What Prompted Mofaz’s Synagogue Mutiny?
Barely a month ago, Israeli ministers meekly watched the unfolding of prime minister Ariel Sharon’s evacuation as, one by one, the homes, businesses, farms and schools of 21 Gaza Strip communities were uprooted (most are still homeless and jobless) and the lives they created reduced to heaps of rubble.
But on Sept 11, the day of the final Israeli troop pullout, those same ministers suddenly balked at letting Israeli troops finish their task of destruction and blow up empty Gush Katif’s 24 synagogues.
Hours before the Israel flag was lowered over the territory, 14 ministers gave their support to the motion initiated overnight by defense minister Shaul Mofaz to leave the synagogues in situ come what may, a reversal of a previous decision that was endorsed last Thursday by the high court. Two Labor ministers, Haim Ramon and Ofer Paz-Pines, voted against the motion and their colleague Dalia Itzik abstained.
Seeing the way the wind was blowing, Sharon joined the majority. He admitted that leaving the houses of worship to the tender mercies of the Palestinians was the lesser of two evils.
With the fate of the synagogues sealed, there was no further bar to the ceremonies scheduled for Sunday afternoon that terminated 38 years of Israeli military rule, ceremonies that the Palestinian Authority, intransigent to the last, announced it was boycotting the day before the cabinet vote.
The synagogue issue produced another inexplicable turnabout inside the Sharon cabinet. All of a sudden, the ministers were talking piously about the importance of respecting the rabbis’ views and their sensibilities. This was a very different tune from the one they sang last month when they hurled tons of abuse at the same rabbis for speaking out against the Gaza expulsions.
What was behind these unexpected changes of heart? debkafile offers some theories.
1. Some of the ministers now admitted that expelling 10,000 Israelis from their homes last month had left a personal mark painful enough to deter them from further national shocks.
2. For some too deeply buried Jewish instincts held their hand against forcing young Israeli soldiers to commit an act that would outrage many. They may even have sensed an atavistic fear of a reckoning one day with their Maker.
3. The ministers’ wooden acceptance of the evacuations may have cracked when they heard their prime minister refer cynically to “structures that once served as synagogues?”
4. Or perhaps it was about politics.
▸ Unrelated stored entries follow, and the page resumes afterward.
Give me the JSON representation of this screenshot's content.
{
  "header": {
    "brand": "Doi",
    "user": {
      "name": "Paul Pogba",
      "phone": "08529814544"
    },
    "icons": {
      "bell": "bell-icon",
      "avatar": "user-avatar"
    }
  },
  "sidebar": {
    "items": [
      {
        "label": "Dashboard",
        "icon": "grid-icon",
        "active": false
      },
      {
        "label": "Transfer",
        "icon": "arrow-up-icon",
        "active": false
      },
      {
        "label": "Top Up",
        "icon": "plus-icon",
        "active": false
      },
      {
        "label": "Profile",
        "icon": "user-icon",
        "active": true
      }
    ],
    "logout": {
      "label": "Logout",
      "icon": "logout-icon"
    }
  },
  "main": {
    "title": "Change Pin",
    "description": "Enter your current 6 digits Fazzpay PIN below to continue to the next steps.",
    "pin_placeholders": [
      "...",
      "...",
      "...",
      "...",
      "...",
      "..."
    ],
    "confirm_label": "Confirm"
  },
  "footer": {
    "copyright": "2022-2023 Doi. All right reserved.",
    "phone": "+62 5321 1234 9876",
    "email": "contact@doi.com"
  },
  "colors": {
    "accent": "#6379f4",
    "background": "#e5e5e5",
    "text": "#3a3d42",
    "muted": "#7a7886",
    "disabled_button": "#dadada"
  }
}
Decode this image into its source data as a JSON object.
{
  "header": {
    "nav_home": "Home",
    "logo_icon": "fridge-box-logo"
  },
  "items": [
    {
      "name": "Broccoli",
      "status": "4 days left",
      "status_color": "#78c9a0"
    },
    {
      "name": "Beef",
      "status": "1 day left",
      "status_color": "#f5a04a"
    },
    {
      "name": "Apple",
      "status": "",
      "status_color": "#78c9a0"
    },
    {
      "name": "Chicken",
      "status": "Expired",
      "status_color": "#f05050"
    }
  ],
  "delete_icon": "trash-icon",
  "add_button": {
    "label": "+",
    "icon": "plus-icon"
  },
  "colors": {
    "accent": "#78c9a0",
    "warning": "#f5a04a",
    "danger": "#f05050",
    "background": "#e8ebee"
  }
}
The elected may have sought to store a saving grace against the moment when they needed to confront an electorate whose psyche has been scarred by the chilling efficiency of the evacuations.
The most intriguing question is what led Shaul Mofaz to raise the flag of mutiny against the prime minister. For eighteen months, his obedience has been almost machinelike. He activated the army against Israeli civilians for the first time in its history, lent a hand to the purging of the high command and tied the hands of military intelligence, lest they obstruct Sharon’s disengagement plans for Gaza Strip.
He claims truthfully that his observant religious background held him back from sending Jews to destroy synagogues. But looking beyond this claim, debkafile‘s analysts find a more likely cause: he felt his loyalty had been rewarded with a kick in the teeth when Sharon last week abruptly snatched security responsibility for the Gaza Strip from the defense ministry and handed it to vice prime minister, Labor leader Shimon Peres.
Gaza Strip will hardly become a utopia any time soon, rather a sanctuary for a broad range of terrorists. Yet Sharon has put in place a new arrangement that will force the defense minister and chief of staff to go running to the dovish Peres each time the evacuated Gaza Strip is used as a Palestinian firing position or terrorist base against Israeli targets. Halutz has spoken of a new response policy, firm, rapid actions to halt attacks, including artillery fire, regardless of their source.
This is not the Peres way, as Sharon knows very well. Yet he has once again broken new ground, becoming the first Israeli prime minister to place a political barrier in the path of the national defense machine.
That step, and another, provoked the he defense minister into fighting back.
The other is more personal. When Binyamin Netanyahu quit as finance minister and challenged Sharon for the leadership of their Likud party, Mofaz was certain he was in line as Sharon’s crown prince and political mainstay. Instead, Sharon coolly passed him over in favor of – again – the Labor leader Shimon Peres.
By this move, Sharon has trumped Netanyahu’s ace. Instead of dividing the party between himself and his challenger, Sharon has forced the majority to choose between him and splitting the party in favor of his two rivals, Netanyahu and Uzi Landau. To woo the party round, Sharon is promising there will be no more evacuations. But his choice of the Oslo peace accords architect Shimon Peres as his partner points him in the opposite direction.
The only reason he voted for Mofaz’s motion to leave the synagogues intact was to avoid being lumped with the minority in his own cabinet – but also because he knows that the synagogue issue is irrelevant to his future plans.